FIG. 5 illustrates the operation of the archive system when storing data files in multiple formats. In one aspect of the invention, the archiving system reduces the need to convert data files from stored format to another format by storing multiple formats of data files. The following discussion illustrates one embodiment of the multiple format storage feature. A data file is received into the archiving system 22 (step 76). The data file is in a particular data file format, format “A” in the example provided. A format lookup table is available to the archiving system for determining which data file formats correspond to the format in which the received data file is embodied (step 77). The format lookup table preferably stores data file formats that are often converted between. For example, one possible entry is: WORD format, WORDPERFECT format, and PDF format. Accordingly, the archive system searches the format lookup table for data file format “A” in response to receiving a data file in format “A” into the system. The archive system identifies at least one other format that is associated with format A in accordance with the format lookup table (step 78). The archive system then proceeds to store the received data file in at least one of the formats that are associated with format “A.”

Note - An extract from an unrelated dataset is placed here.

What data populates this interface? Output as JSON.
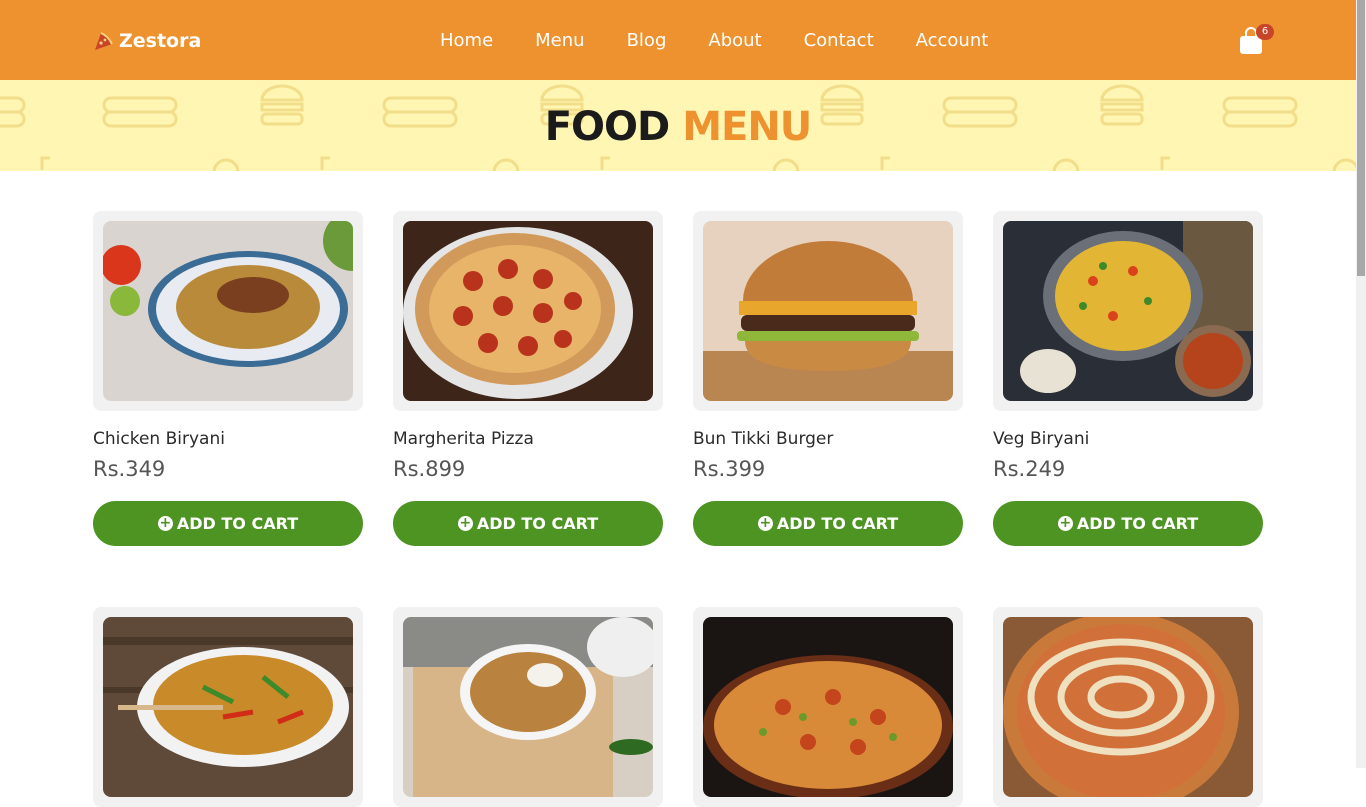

 As may be appreciated, the data file is now stored in more than one format. The multiple formats facilitate the multi-facet extraction of data files from the archiving system, thus eliminating the need for post extraction conversion. A user that employs a program that is different from the program used to create the data file, and which requires a different data file format, is able to extract the data file in a format employed by the program, as long as such format was provided in the format correlation table for the original data file format. Furthermore, the multi-facet storage implementation extends the useful life of a data file by increasing the likelihood that a version of the data file will be useable in the future. As is known, application program versions do not always support data files from an earlier version of the application. Accordingly, often times files created by an earlier version of an application are not usable when an application, several versions later, attempts to read the data file. Accordingly, the storage of a data file in multiple formats increases the likelihood that one of the formats will still be useful. This is especially true when the converted-to format is a simpler format than the original, such as plain text data from a WORD data file, because simple format data is usually readable and is usable to many applications.

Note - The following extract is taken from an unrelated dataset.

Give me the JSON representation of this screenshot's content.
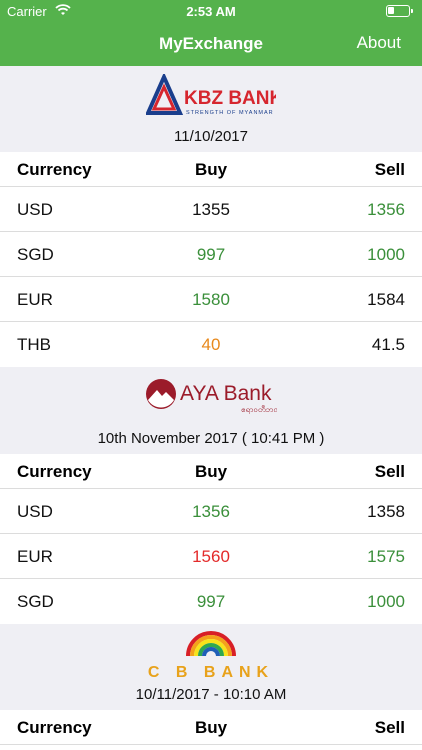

 Storing more than one format for the same data file provides the advantage of being able to view the data file using different software tools. The longevity of software tools supporting a particular format is usually significantly shorter than the required useful life of a data file. Therefore, the multiple format storage allows for using new software support tools for the same data file, thereby increasing the useful life of the data file. Not all formats are equally suited for indexing. Some formats are more appropriate for indexing than others. For example, it is much easier to search ASCII format than text in a rich-text format. Finally, the storage of multiple formats and providing user access to the formats can significantly enhance the usability of the system as users are not restricted to the software tool of the original format.
 Although the present invention was discussed in terms of certain preferred embodiments, the invention is not limited to such embodiments. Rather, the invention includes other embodiments including those apparent to a person of ordinary skill in the art. Thus, the scope of the invention should not be limited by the preceding description but should be ascertained by reference to the claims that follow.